We analyzed 146 patients younger than 80 years (< 80) and 101 patients aged 80 years and older (≥ 80) who were hospitalized with HF from February 2011 to June 2016 and had initiated TLV. The relationship between the time until commencement of TLV and the length of hospital stay was assessed. Additionally, a comparison made between the TLV early start group (within the median) and the delayed start group (over the median) for both groups. Multivariate analysis was also performed on factors that required hospital stays below the median.
A significant correlation was observed between time to TLV initiation and the length of hospital stay (< 80: r = 0.382, P < 0.001; ≥ 80: r = 0.395, P < 0.001). The length of hospital stay in the early group was significantly longer than that in the delayed group for both groups (< 80: early 21.0 ± 13.0 days and 33.0 ± 22.7 days, respectively, P < 0.001; ≥ 80: early 21.3 ± 12.5 days and 32.9 ± 17.9 days, respectively, P < 0.001). Conversely, no statistically significant difference found in the length of hospital stay after initiation of TLV. Moreover, no increase in adverse events in the elderly observed. A multivariate analysis revealed that a predictive factor for short-term hospitalization was early administration of TLV regardless of age.
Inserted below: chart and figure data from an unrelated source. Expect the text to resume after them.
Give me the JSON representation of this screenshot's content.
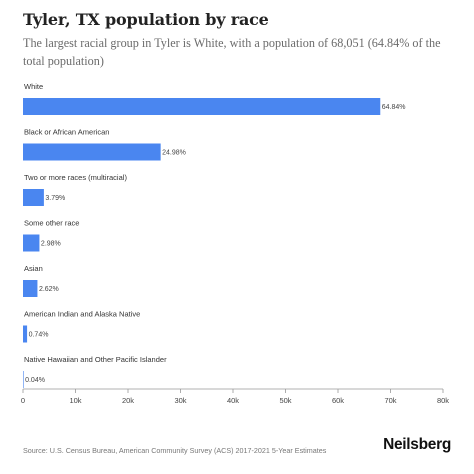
{
  "header": {
    "title": "Tyler, TX population by race",
    "subtitle": "The largest racial group in Tyler is White, with a population of 68,051 (64.84% of the total population)"
  },
  "chart_data": {
    "type": "bar",
    "orientation": "horizontal",
    "categories": [
      "White",
      "Black or African American",
      "Two or more races (multiracial)",
      "Some other race",
      "Asian",
      "American Indian and Alaska Native",
      "Native Hawaiian and Other Pacific Islander"
    ],
    "values": [
      68051,
      26220,
      3980,
      3130,
      2750,
      780,
      42
    ],
    "data_labels": [
      "64.84%",
      "24.98%",
      "3.79%",
      "2.98%",
      "2.62%",
      "0.74%",
      "0.04%"
    ],
    "xlim": [
      0,
      80000
    ],
    "xticks": [
      0,
      10000,
      20000,
      30000,
      40000,
      50000,
      60000,
      70000,
      80000
    ],
    "xtick_labels": [
      "0",
      "10k",
      "20k",
      "30k",
      "40k",
      "50k",
      "60k",
      "70k",
      "80k"
    ],
    "grid": false,
    "legend": "none",
    "bar_color": "#4a86f0"
  },
  "footer": {
    "source": "Source: U.S. Census Bureau, American Community Survey (ACS) 2017-2021 5-Year Estimates",
    "brand": "Neilsberg"
  }
}
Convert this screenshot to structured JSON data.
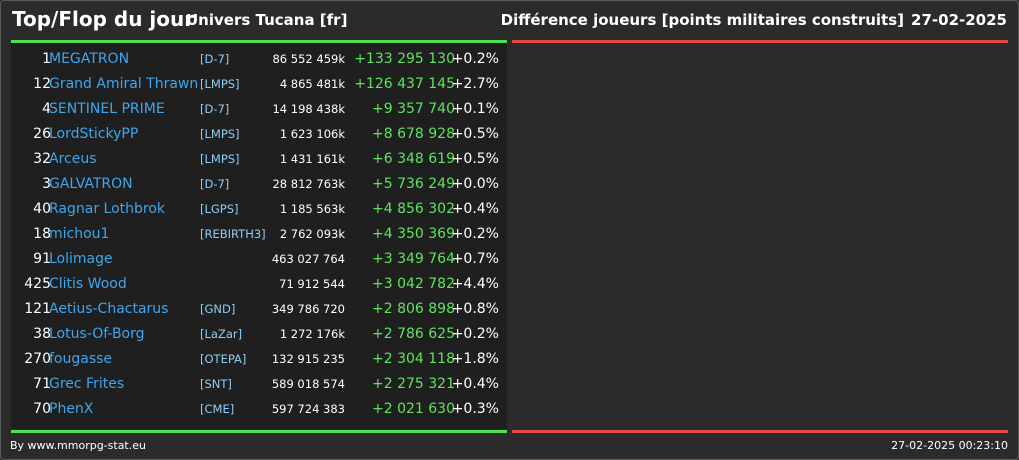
{
  "header": {
    "title": "Top/Flop du jour",
    "universe": "Univers Tucana [fr]",
    "metric": "Différence joueurs [points militaires construits]",
    "date": "27-02-2025"
  },
  "colors": {
    "background": "#2b2b2b",
    "panel": "#1f1f1f",
    "player_name": "#3fa6ee",
    "alliance": "#8fcdf5",
    "gain": "#5ee45e",
    "top_line": "#4ee24e",
    "flop_line": "#e04b44"
  },
  "top": [
    {
      "rank": "1",
      "name": "MEGATRON",
      "alliance": "[D-7]",
      "points": "86 552 459k",
      "diff": "+133 295 130",
      "pct": "+0.2%"
    },
    {
      "rank": "12",
      "name": "Grand Amiral Thrawn",
      "alliance": "[LMPS]",
      "points": "4 865 481k",
      "diff": "+126 437 145",
      "pct": "+2.7%"
    },
    {
      "rank": "4",
      "name": "SENTINEL PRIME",
      "alliance": "[D-7]",
      "points": "14 198 438k",
      "diff": "+9 357 740",
      "pct": "+0.1%"
    },
    {
      "rank": "26",
      "name": "LordStickyPP",
      "alliance": "[LMPS]",
      "points": "1 623 106k",
      "diff": "+8 678 928",
      "pct": "+0.5%"
    },
    {
      "rank": "32",
      "name": "Arceus",
      "alliance": "[LMPS]",
      "points": "1 431 161k",
      "diff": "+6 348 619",
      "pct": "+0.5%"
    },
    {
      "rank": "3",
      "name": "GALVATRON",
      "alliance": "[D-7]",
      "points": "28 812 763k",
      "diff": "+5 736 249",
      "pct": "+0.0%"
    },
    {
      "rank": "40",
      "name": "Ragnar Lothbrok",
      "alliance": "[LGPS]",
      "points": "1 185 563k",
      "diff": "+4 856 302",
      "pct": "+0.4%"
    },
    {
      "rank": "18",
      "name": "michou1",
      "alliance": "[REBIRTH3]",
      "points": "2 762 093k",
      "diff": "+4 350 369",
      "pct": "+0.2%"
    },
    {
      "rank": "91",
      "name": "Lolimage",
      "alliance": "",
      "points": "463 027 764",
      "diff": "+3 349 764",
      "pct": "+0.7%"
    },
    {
      "rank": "425",
      "name": "Clitis Wood",
      "alliance": "",
      "points": "71 912 544",
      "diff": "+3 042 782",
      "pct": "+4.4%"
    },
    {
      "rank": "121",
      "name": "Aetius-Chactarus",
      "alliance": "[GND]",
      "points": "349 786 720",
      "diff": "+2 806 898",
      "pct": "+0.8%"
    },
    {
      "rank": "38",
      "name": "Lotus-Of-Borg",
      "alliance": "[LaZar]",
      "points": "1 272 176k",
      "diff": "+2 786 625",
      "pct": "+0.2%"
    },
    {
      "rank": "270",
      "name": "fougasse",
      "alliance": "[OTEPA]",
      "points": "132 915 235",
      "diff": "+2 304 118",
      "pct": "+1.8%"
    },
    {
      "rank": "71",
      "name": "Grec Frites",
      "alliance": "[SNT]",
      "points": "589 018 574",
      "diff": "+2 275 321",
      "pct": "+0.4%"
    },
    {
      "rank": "70",
      "name": "PhenX",
      "alliance": "[CME]",
      "points": "597 724 383",
      "diff": "+2 021 630",
      "pct": "+0.3%"
    }
  ],
  "footer": {
    "source": "By www.mmorpg-stat.eu",
    "timestamp": "27-02-2025 00:23:10"
  }
}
The early initiation of TLV after hospitalization was associated with a shorter length of hospital stay in patients with HF regardless of age.
心力衰竭(HF)老年患者在住院期间观察到日常生活活动(ADL)减少。在老年人中,预防 ADL 下降导致住院时间缩短尤为重要,因为 ADL 下降与预后不良有关。我们调查了住院后托伐普坦(TLV)早期开始与年龄小于 80 岁和 80 岁及以上 HF 患者住院时间的关系。
我们分析了 2011 年 2 月至 2016 年 6 月因 HF 住院且开始使用 TLV 的 146 例年龄小于 80 岁(<80 岁)和 101 例年龄 80 岁及以上(≥80 岁)的患者。评估了从开始使用 TLV 到住院时间的关系。此外,还比较了两组 TLV 早期开始组(中位数内)和延迟开始组(中位数以上)的情况。还对需要住院时间短于中位数的因素进行了多变量分析。
TLV 开始时间与住院时间之间存在显著相关性(<80 岁:r=0.382,P<0.001;≥80 岁:r=0.395,P<0.001)。两组中,早期组的住院时间明显长于延迟组(<80 岁:早期 21.0±13.0 天和 33.0±22.7 天,P<0.001;≥80 岁:早期 21.3±12.5 天和 32.9±17.9 天,P<0.001)。相反,在开始使用 TLV 后,住院时间没有统计学上的显著差异。此外,未观察到老年患者不良事件增加。多变量分析显示,无论年龄大小,短期住院的预测因素均为早期使用 TLV。
无论年龄大小,住院后早期使用 TLV 与 HF 患者住院时间缩短有关。